P.S.: I prefer not to use the term “race” to describe ancestry or populations (white, african, etc). According to the NIH Curriculum Supplement Series, the genetic variation between any two humans is about 0.1% [8], so we do not have genetic differences to have more than one “race” in Homo sapiens. In my view, using the term “race” can be harmful and may be misused by some to claim superiority.
P.S.2: It is my first post in forum/blog. So I edited the post 3x until now. If I edit again, I will update here.
[1] J. Lachance. Hardy–Weinberg Equilibrium and Random Mating. Encyclopedia of Evolutionary Biology, Academic Press, 2016, Pages 208-211, ISBN 9780128004265, Redirecting.
[2] Mendes M, Alvim I, Borda V, Tarazona-Santos E. The history behind the mosaic of the Americas.

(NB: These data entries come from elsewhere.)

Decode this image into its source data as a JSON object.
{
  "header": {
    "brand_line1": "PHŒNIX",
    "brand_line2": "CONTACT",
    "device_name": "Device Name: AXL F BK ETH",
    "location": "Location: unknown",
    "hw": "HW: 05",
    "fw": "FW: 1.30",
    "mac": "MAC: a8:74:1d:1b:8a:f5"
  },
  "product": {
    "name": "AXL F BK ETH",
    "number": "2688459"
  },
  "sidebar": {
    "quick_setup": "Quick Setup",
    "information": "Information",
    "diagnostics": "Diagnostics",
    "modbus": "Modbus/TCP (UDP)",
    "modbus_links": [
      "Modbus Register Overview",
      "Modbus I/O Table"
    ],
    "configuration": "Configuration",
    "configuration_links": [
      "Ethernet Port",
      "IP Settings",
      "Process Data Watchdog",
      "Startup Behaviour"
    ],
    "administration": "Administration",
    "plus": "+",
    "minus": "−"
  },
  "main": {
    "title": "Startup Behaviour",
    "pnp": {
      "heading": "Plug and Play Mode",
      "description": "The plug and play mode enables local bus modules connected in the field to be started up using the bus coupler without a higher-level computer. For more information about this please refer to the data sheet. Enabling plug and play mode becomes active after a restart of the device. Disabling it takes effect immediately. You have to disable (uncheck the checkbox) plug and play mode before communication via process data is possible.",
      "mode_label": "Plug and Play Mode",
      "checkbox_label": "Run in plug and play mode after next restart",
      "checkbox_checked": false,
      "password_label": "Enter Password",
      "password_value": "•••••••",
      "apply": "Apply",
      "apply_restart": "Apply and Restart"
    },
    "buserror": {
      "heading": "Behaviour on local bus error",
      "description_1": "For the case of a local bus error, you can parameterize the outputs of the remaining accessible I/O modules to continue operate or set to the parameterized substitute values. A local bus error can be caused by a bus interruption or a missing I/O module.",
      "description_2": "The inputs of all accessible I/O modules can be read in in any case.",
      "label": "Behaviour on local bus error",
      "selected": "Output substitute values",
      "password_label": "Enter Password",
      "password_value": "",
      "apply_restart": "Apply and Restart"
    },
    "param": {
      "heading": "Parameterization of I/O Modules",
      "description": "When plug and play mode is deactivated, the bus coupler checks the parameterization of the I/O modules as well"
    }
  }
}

Curr Opin Genet Dev. 2020 Jun;62:72-77. doi: 10.1016/j.gde.2020.06.007. Epub 2020 Jul 10. PMID: 32659643.
[3] David Eltis, ‘A Brief Overview of the Trans-Atlantic Slave Trade,’ Slave Voyages: The Trans-Atlantic Slave Trade Database, Trans-Atlantic Slave Trade - Understanding the Database (accessed September 05, 2024).
[4] Sirugo G, Williams SM, Tishkoff SA. The Missing Diversity in Human Genetic Studies. Cell. 2019 Mar 21;177(1):26-31. doi: 10.1016/j.cell.2019.02.048. Erratum in: Cell. 2019 May 2;177(4):1080. doi: 10.1016/j.cell.2019.04.032. PMID: 30901543; PMCID: PMC7380073.
[5] Scliar MO, Sant’Anna HP, Santolalla ML, Leal TP et al. Admixture/fine-mapping in Brazilians reveals a West African associated potential regulatory variant (rs114066381) with a strong female-specific effect on body mass and fat mass indexes. Int J Obes (Lond). 2021 May;45(5):1017-1029. doi: 10.1038/s41366-021-00761-1. Epub 2021 Feb 26. PMID: 33633342; PMCID: PMC9952852.
[6] Rizig M, Bandres-Ciga S, Makarious MB, Ojo OO et al. Identification of genetic risk loci and causal insights associated with Parkinson’s disease in African and African admixed populations: a genome-wide association study. Lancet Neurol. 2023 Nov;22(11):1015-1025. doi: 10.1016/S1474-4422(23)00283-1. Epub 2023 Aug 23. PMID: 37633302; PMCID: PMC10593199.
[7] Minikel EV, Painter JL, Dong CC, Nelson MR. Refining the impact of genetic evidence on clinical success. Nature. 2024 May;629(8012):624-629. doi: 10.1038/s41586-024-07316-0. Epub 2024 Apr 17. PMID: 38632401; PMCID: PMC11096124.
[8] National Institutes of Health (U.S.). NIH Curriculum Supplement Series. [Bethesda, Md.] :The Institutes, 2007.